Die Drogeriemarktkette Rossmann hat zur Sicherung des Angebots ihrer Läden in der Coronavirus-Krise spezielle Pläne aktiviert. «Wir haben Prozesse entwickelt, die den betrieblichen Ablauf in unseren Filialen, Verteilzentren und der Zentrale in Burgwedel unter besonderen Umständen sicherstellen», teilte das Unternehmen am Montag mit.

Lieferketten und Logistik seien intakt: «Um die Menschen in dieser Ausnahmesituation weiterhin mit Produkten zu versorgen, arbeiten wir mit großem Einsatz daran, die Warenversorgung flächendeckend aufrechtzuerhalten.» In den vergangenen Tagen waren in etlichen Läden etwa Hygieneartikel wie Desinfektionsmittel, Seifen oder Toilettenpapier nicht zu erhalten, ebenso bei anderen Händlern.

«Die aktuelle Situation nehmen wir sehr ernst», hieß es bei Rossmann. Man unterstütze die Mitarbeiter bei Lösungen zur Kinderbetreuung, nachdem Schulen und Kitas nun für mehrere Woche schließen. «In sieben Bundesländern zählt der Lebensmitteleinzelhandel zu den kritischen Bereichen. Hier ist es für die Mitarbeiter sicher deutlich einfacher, eine Notfallbetreuung in Anspruch zu nehmen.»

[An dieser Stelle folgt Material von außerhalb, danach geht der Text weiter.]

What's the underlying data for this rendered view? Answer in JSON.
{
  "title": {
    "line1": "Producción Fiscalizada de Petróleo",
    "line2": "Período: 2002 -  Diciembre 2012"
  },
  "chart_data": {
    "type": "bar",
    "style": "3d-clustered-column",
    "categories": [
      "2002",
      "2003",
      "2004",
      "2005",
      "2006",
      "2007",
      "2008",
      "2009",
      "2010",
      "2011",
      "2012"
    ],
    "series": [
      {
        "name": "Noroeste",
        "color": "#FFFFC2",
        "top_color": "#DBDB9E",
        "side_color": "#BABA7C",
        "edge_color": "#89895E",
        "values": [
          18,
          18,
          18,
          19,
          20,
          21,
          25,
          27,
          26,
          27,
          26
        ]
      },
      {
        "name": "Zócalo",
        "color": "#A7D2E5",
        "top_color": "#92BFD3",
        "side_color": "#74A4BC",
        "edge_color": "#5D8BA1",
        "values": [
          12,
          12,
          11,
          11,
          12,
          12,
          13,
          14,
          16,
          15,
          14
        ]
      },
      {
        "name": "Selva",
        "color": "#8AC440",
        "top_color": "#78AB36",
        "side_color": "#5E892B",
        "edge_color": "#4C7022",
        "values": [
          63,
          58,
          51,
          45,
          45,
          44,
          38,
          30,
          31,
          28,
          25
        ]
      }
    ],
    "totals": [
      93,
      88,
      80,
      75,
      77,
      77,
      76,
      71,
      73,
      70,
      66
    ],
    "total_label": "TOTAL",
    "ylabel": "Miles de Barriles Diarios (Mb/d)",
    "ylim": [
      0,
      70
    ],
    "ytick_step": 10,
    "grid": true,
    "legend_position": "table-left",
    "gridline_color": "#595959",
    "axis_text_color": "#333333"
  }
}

Hohe Nachfrage nach Seife und Toilettenpapier

Der Rossmann-Konkurrent dm verzeichnet eine im Vergleich zum Vorjahr stark gestiegene Nachfrage nach Seife und Toilettenpapier. «So erklärt sich auch, dass diese Produkte temporär in vielen Märkten nicht verfügbar waren oder sind», sagte dm-Geschäftsführer Sebastian Bayer, ohne genauere Zahlen zu nennen. Man habe aber bereits reagiert und entsprechende Maßnahmen entlang der gesamten Lieferkette ergriffen, betonte er am Montag. Die Filialen seien gehalten, diese Artikel «nur in haushaltsüblichen Mengen» an die Kunden herauszugeben. Auf die Preise habe die hohe Nachfrage keine Auswirkung. In Deutschland gibt es rund 2000 Märkte der Drogeriemarktkette.

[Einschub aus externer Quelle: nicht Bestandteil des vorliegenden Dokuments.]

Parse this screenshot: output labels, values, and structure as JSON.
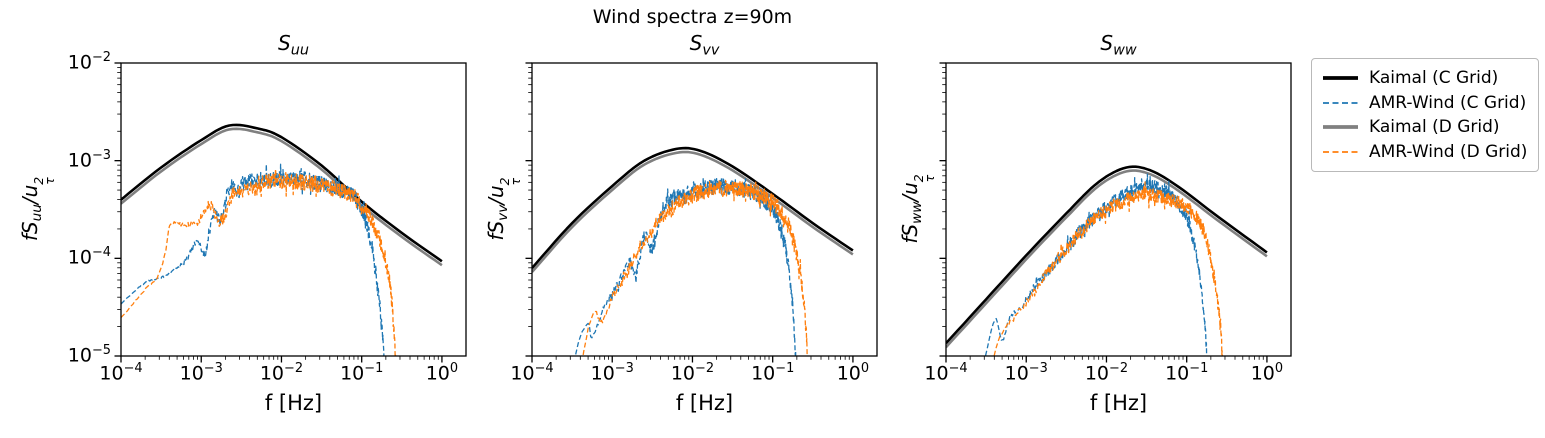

Der Chef der Dienstleistungsgewerkschaft Verdi, Frank Werneke, will für die Beschäftigten des Handels eine Kinderbetreuungsgarantie, wie sie zum Beispiel für Mitarbeiter im Gesundheitswesen vorgesehen ist. «Das gilt erst recht, wenn im Katastrophenfall erweiterte Öffnungszeiten staatlich angewiesen werden sollten», sagte er.

Die Bundesregierung schlägt den Ländern im Kampf gegen die Ausbreitung des neuen Coronavirus inzwischen die Schließung einer Vielzahl von Geschäften vor. Supermärkte und andere Läden, die zur Versorgung dienen, sollen demnach allerdings offen bleiben.